Described as a “edgy period drama” by Deadline Hollywood, The Bastard Executioner “for all of its ambitions and exploration of horrible behavior excused by religious devotion that seems relevant today, the show just wasn’t showing the audience growth needed to continue.”

As someone who was raised Catholic, Sutter apparently tried to use the show as platform to communicate what he considered the sad irony of millions being killed in the name of religion, according to an interview he gave to Yahoo! TV.

“Ultimately, while [Sutter] says he loved the mythology of the show, it came down to the numbers. The ratings never reached the highs of his previous show, Sons of Anarchy, which set records for FX. Instead, The Bastard Executioner fared much worse, losing more than half of its viewership in six weeks, starting with 4 million combined viewers for its premiere and dropping to just 1.9 million for episode six,” Vulture.com reported.

Sutter commented that had The Bastard Executioner continued, among other things the relationship between Lady Love and Wilkin would have moved forward, along with a possible pregnancy in the mix.

Kurt Sutter, who also was a producer on The Shield which ran for seven seasons on FX, has several projects going, including a Sons of Anarchy spinoff about the Mayan biker gang, for which he is in the process of hiring a Latino writer rather than running the show himself.

Summing up The Bastard Executioner experience, Kurt Sutter remarked that he has no regrets.

“I’m really proud of the work we did and I wish it could continue, but I think this is the most graceful way to bow out. There’s no animosity. I don’t feel like the network didn’t give us a chance or blah blah. I think everybody did everything they could to support it and make it work and, ultimately, there are just variables that are out of our control.”
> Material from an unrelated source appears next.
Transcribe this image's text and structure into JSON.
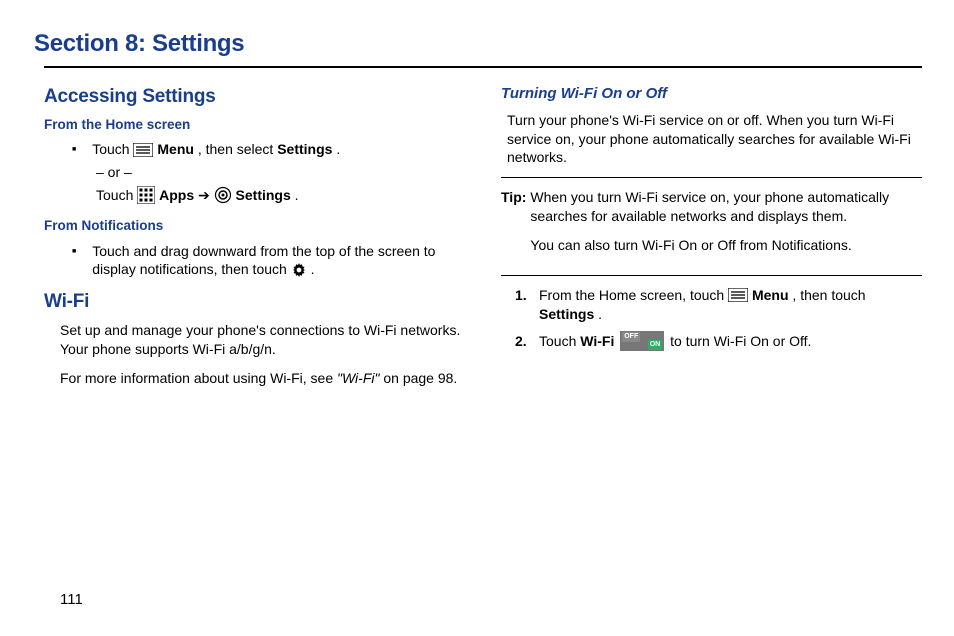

Kurt Sutter, The Bastard Executioner showrunner

If you watched The Bastard Executioner before it was canceled, did you have a “meh” reaction or did you find it compelling entertainment? Do you think that it may have unsuccessfully tried to ride the coattails of Game of Thrones? Is it possible that viewers were turned off (or turned it off) by the name of the show, its depiction of religion, or some other content-related reason?